Before and after the novel

            The author is a graduate from the Master of Fine Arts from University of Virginia and he struggled many years just not to starve. Harbach worked on the novel for nine years, making a living with temporary jobs in order to write The Art of Fielding.

            As Zeitchik writes, Charbach’s novel features “some pretty ambitious literary writing, a prominent gay character and a baseball motif, all no-nos for anyone with aspirations to the fiction bestseller list”[2]. After ten years, what seemed like a normal novel became a piece of literature able to raise the interest of editors. The fortune of this novel came totally unexpected, after almost ten years of working:

           “It’s a huge contrast, and I’m not sure I was really ready for it,” Harbach said. […] “When I was writing all those years, I spent all this time thinking about something that you literally can’t talk about with anyone; no one wants to go through the intricate crises you’re going    through writing a book. And then it all changes, and that’s all anyone wants to talk about.”[3]

            Prior to publication, the book was given a lot of publicity and money investment, something unexpected for a first-time novelist as Chad Harbach was. An auction was prepared to win the publication rights of the novel and it was won by Little, Brown and Company for 665,000$[4]. Published in September 2011, the book was presented also with blurbs by Jonathan Franzen.

            It has left a little hole in my life the way a really god book will.

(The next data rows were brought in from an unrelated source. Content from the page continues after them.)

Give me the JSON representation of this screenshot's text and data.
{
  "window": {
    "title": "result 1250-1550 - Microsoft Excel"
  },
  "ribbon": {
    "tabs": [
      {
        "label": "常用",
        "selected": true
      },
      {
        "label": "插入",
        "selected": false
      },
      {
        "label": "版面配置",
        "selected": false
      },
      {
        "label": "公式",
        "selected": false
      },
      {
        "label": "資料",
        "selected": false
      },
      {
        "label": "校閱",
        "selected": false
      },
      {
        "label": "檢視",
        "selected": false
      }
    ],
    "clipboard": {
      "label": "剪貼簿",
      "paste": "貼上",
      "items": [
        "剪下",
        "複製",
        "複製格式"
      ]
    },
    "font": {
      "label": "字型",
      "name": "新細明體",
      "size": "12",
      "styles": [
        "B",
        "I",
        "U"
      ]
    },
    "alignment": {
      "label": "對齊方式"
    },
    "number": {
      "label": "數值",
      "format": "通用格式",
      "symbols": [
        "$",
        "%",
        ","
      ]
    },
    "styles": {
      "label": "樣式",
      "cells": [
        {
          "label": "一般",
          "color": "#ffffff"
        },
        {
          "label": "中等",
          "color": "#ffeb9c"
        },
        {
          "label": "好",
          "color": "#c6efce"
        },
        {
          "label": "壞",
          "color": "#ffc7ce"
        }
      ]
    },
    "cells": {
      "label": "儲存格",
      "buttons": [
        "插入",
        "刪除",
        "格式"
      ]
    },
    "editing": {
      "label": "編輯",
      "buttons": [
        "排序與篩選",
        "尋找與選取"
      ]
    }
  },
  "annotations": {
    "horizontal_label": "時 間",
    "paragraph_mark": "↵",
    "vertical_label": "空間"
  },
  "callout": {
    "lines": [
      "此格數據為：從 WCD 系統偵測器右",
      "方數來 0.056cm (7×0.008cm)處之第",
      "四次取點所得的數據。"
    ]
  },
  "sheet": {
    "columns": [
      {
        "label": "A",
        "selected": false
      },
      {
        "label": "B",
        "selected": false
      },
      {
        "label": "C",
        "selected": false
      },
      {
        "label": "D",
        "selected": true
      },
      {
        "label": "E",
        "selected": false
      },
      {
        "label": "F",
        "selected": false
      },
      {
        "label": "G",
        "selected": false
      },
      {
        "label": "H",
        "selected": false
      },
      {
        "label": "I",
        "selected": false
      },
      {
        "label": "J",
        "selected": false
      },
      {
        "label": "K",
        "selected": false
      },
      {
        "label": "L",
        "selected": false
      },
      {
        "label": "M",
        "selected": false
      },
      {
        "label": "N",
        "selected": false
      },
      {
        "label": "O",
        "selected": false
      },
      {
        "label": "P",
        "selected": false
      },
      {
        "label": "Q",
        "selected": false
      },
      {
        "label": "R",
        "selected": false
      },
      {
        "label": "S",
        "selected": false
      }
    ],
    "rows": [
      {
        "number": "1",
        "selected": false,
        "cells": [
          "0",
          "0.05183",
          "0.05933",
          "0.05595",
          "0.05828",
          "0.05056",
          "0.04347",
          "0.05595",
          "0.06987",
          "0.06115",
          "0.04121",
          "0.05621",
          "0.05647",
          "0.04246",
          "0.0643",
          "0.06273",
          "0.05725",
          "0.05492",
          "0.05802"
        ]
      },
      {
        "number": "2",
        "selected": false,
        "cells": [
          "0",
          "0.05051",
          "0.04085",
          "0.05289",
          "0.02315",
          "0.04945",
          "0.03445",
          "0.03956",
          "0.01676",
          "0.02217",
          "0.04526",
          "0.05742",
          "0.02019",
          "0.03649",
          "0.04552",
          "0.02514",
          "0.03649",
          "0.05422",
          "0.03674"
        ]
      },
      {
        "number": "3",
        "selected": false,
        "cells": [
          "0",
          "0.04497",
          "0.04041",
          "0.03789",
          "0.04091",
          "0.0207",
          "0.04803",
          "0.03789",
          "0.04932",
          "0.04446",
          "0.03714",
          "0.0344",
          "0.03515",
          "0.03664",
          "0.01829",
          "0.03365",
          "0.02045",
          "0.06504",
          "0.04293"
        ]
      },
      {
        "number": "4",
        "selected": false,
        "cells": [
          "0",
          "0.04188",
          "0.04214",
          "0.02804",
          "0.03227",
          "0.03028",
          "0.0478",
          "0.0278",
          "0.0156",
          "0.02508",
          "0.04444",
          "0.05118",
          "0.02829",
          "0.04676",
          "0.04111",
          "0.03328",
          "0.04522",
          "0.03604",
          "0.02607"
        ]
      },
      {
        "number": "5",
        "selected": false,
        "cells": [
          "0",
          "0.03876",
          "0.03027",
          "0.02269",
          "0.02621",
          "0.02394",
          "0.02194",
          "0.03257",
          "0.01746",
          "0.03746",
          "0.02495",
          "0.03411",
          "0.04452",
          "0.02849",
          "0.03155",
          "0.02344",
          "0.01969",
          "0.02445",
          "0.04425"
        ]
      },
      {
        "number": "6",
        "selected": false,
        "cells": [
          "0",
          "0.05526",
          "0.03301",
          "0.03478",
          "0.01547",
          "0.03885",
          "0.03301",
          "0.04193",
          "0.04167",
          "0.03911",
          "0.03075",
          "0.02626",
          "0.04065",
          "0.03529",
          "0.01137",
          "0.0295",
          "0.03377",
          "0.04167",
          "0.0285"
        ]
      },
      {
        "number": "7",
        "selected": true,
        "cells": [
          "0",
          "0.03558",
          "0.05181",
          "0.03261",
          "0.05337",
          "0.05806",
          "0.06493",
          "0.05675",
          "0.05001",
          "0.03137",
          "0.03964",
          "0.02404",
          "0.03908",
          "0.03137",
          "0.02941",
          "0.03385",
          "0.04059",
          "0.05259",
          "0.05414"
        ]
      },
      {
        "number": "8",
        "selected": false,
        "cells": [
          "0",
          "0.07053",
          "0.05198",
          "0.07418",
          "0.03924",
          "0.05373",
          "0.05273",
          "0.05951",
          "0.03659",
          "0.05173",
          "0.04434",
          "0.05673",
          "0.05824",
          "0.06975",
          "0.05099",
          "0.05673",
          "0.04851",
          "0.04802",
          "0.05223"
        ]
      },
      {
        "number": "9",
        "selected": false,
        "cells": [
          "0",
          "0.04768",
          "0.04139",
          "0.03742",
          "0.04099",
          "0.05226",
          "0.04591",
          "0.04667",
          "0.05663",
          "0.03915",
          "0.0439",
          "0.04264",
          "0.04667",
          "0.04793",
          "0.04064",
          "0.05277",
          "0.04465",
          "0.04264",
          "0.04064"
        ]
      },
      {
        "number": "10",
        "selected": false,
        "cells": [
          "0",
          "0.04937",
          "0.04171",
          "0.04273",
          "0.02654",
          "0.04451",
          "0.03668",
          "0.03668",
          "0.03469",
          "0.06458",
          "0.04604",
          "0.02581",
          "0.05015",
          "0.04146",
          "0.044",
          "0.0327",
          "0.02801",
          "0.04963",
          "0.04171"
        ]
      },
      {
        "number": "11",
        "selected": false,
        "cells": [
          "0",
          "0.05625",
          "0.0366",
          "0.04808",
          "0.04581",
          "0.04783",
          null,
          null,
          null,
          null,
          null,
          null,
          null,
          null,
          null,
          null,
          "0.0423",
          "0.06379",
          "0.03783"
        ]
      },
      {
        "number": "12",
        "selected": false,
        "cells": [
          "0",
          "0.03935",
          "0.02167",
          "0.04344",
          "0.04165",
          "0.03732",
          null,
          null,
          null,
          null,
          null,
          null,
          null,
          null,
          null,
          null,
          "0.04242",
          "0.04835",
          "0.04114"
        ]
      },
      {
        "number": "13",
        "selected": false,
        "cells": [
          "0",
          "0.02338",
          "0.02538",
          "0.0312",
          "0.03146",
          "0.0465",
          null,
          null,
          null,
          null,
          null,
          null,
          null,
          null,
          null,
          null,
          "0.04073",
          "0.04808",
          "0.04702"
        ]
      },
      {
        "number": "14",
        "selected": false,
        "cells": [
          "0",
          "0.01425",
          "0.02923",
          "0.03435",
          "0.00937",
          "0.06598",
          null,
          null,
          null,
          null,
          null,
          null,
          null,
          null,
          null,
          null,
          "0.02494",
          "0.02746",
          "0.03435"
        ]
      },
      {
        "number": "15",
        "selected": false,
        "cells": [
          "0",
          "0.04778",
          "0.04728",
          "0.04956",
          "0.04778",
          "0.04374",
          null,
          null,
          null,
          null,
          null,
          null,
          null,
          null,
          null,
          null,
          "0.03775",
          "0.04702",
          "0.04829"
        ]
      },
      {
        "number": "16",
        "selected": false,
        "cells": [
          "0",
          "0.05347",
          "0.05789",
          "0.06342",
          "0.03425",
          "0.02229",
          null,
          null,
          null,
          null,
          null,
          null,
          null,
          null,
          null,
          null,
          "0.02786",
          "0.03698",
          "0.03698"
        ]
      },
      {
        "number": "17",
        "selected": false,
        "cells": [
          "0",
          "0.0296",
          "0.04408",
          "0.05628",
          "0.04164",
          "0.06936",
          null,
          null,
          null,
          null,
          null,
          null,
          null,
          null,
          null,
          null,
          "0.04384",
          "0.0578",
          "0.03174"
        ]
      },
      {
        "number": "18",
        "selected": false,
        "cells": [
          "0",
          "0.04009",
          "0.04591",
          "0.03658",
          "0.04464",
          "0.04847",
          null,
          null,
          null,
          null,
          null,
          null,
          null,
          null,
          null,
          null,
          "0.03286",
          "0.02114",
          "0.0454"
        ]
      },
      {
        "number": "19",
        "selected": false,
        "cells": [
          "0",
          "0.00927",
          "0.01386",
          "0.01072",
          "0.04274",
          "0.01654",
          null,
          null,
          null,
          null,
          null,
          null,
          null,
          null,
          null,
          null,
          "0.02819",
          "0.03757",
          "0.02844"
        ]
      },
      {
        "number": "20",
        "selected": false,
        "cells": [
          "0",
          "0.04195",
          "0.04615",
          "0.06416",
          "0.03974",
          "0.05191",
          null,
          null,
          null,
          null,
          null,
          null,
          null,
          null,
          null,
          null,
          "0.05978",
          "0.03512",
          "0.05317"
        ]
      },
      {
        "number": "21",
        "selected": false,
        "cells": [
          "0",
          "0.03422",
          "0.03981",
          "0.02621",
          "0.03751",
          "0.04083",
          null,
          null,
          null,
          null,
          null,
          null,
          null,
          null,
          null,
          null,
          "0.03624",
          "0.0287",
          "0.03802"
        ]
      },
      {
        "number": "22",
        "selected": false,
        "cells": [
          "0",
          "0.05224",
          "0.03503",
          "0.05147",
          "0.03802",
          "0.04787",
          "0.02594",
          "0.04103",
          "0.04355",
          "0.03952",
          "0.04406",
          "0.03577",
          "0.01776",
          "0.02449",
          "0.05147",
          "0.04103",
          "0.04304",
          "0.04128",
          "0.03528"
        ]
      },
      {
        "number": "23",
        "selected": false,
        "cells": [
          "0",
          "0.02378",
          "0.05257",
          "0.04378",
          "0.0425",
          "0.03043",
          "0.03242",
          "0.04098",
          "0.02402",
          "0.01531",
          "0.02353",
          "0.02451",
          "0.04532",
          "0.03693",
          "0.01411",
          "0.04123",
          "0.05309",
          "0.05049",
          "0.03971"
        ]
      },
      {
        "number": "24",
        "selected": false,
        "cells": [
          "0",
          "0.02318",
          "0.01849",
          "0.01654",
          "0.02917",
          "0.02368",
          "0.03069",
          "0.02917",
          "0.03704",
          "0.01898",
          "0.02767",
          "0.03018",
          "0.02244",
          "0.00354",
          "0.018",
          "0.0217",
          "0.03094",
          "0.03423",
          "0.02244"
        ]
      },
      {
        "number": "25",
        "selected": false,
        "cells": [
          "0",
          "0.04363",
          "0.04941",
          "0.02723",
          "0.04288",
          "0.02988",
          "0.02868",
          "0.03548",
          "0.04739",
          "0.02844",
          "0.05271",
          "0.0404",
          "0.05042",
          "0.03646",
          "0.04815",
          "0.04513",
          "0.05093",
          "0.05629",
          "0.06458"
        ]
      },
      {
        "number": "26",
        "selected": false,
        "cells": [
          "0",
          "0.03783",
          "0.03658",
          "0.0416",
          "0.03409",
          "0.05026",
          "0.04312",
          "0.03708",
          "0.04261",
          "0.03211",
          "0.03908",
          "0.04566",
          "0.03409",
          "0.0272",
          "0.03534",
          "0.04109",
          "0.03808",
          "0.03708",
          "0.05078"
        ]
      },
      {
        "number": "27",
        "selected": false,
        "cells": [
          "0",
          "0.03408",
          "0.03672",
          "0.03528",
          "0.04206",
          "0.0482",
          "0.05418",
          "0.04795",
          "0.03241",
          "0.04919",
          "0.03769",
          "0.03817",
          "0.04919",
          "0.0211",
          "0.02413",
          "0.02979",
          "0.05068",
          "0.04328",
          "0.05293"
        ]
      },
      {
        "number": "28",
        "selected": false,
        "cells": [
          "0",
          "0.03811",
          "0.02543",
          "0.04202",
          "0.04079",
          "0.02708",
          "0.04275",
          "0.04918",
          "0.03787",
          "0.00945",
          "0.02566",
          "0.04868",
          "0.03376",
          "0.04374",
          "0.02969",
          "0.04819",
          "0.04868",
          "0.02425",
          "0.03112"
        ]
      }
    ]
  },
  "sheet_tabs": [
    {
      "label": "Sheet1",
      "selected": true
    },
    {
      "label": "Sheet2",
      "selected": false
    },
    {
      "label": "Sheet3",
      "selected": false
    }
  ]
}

Reading The Art of Fielding is like watching a hugely gifted young shortstop: you keep waiting for the errors, but there are no errors. First novels this complete and        consuming come along very, very seldom.[5]

Why baseball?

            When we consider major American literature of the late 20th century, we have in mind the Beat Generation, Hemingway, Kerouac, and for the 21st century some of the most successful writers are Franzen and Foster Wallace. These two centuries are characterized by a deep change in the American society, which becomes more and more aware of its fallibility and fragility. Throughout the years, the Americans begun to identify themselves in a sport which outside USA’s borders is often considered difficult to understand and boring: baseball. The national past-time is always considered not only as a sport, but mainly as a religion and a way of conceiving life.

Batter versus pitcher, fielder versus ball. […] You stood and waited and tried to still your mind. When your moment came, you had to be ready, because if you fucked up, everyone would know whose fault it was. What other sport not only kept a stat as cruel as the error but posted it on the scoreboard for everyone to see?[6]

One man stands alone against nine people, one team, and often succeeds in beating them all alone.

[The Art of Fielding is] A wonderful book heading from baseball to narrate the America of these days, temporary and experimental. In facts, baseball isn’t only a national sport: a powerful summoning during summer, a familiar ritual and a collective mantra, a laic and gastronomic Mass. It’s an existential sport. A sport made of waiting, precise gestures, irreparable movements, numbers and technique: precisely as life is.[7]

            The book seems to be built as a real baseball game. It is long, at times so much that it seems almost apathetic, far away from the “happy ending” we could imagine. This boredom is symmetrical to what happens in a ball game at the middle of a game, and also to what happens to the major characters (we will analyze this point later on). During equal baseball matches, the game usually presents a tight result and the solution of a tie is always on the errors of one of the team, usually at the half of the game, during the 5th inning. The 5th inning of The Art of Fielding is represented by the central part, when Henry goes through a worrisome depression after realizing that is not able to manage is failure in sports, the only field he felt capable of doing something great. At this point, the narration becomes very slow, focusing on the period in which Henry leaves Westish college and resigns from the baseball team, incapable to react against his fallibility.